The local games development sector is a key focus of the Victorian government’s new $190 million screen strategy, announced just days after the federal government unveiled a tax incentive for the sector.
Victorian Minister for Creative Industries Danny Pearson launched VICSCREEN, the state’s first screen strategy in more than a decade, on Monday morning.
The strategy will see $191.5 million over four years contributed to the screen industry, including games development, through a range of incentives, grants and skills programs.
It comes just days after the federal government announced a 30 per cent tax offset on qualifying expenditure for the sector will be offered from July next year, the first ever federal incentive for the games sector.
The Victorian government has previously funded the local games sector through Film Victoria, and that agency will be “revitalised and expanded” to lead the implementation of the new strategy.
The suite of policies will “supercharge” digital games projects, create jobs, and attract interstate and global games companies to set up shop in Victoria, Mr Pearson said.
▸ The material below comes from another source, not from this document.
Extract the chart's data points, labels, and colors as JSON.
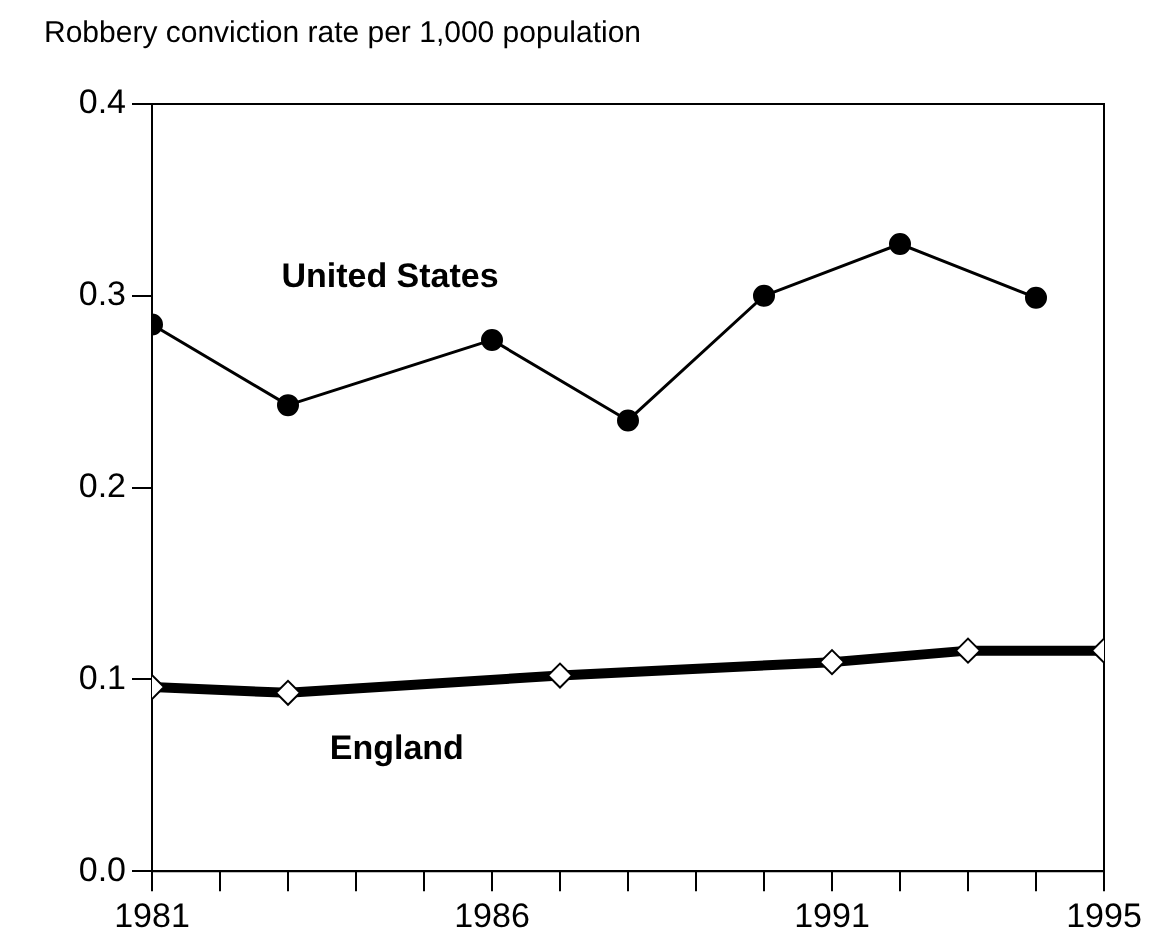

“The reputation of our screen industry is world-class and through VICSCREEN we will grow jobs, foster local talent and put Victorian projects on the map. We have an enormous pool of talent here in Victoria and this strategy will build on our strengths and position the industry for growth for decades to come,” Mr Pearson said.
“As a digital and technology-focused sector, screen is an industry of now and the future. Victoria has an opportunity to harness this growth and seek a greater share of the global screen market.”
The announcement has been welcomed by Interactive Games and Entertainment Association (IGEA) CEO Ron Curry, who said it is a holistic package for the sector.
“Today’s announcement by Minister Pearson including VICSCREEN further cements Victoria’s ongoing support of the screen sector,” Mr Curry told InnovationAus.
“This focused and well-thought out strategy will see game developers benefit not just from direct funding, but in critical areas such as competitive and global connections, a focus on a highly skilled workforce and increasing touchpoints for their creative and business outputs.
“We are looking forward to working closely with Film Victoria, Creative Victoria and other industry and government stakeholders to ensure we all maximise the benefit from this strategy.”
The VICSCREEN strategy will focus on sectors including eSports, animation, post-production, digital games development and technology and built infrastructure.
The state government will be providing funding for early-stage project development in digital games prototypes, and will also be establishing a new Victorian Creators Lab, which will initially focus on premium drama.
A Victorian Production Fund will soon be launched to back companies in the key sectors, including digital games content for local and international markets.
The Victorian Screen Incentive will also be expanded in an effort to attract new digital games projects in the state, while further incentives will be on offer for companies to relocate to Victoria.
The state government will investigate the feasibility of launching a dedicated tertiary training provider for games and animation which would produce graduates at the highest international industry standard.
Last week the federal government announced a new Digital Games Tax Offset, available from July next year, which will see eligible games businesses that have spent a minimum of $500,000 on qualifying Australian games expenditure receiving a 30 per cent refundable tax offset.
The federal government will consult on the eligibility requirements of the games tax offset later this year.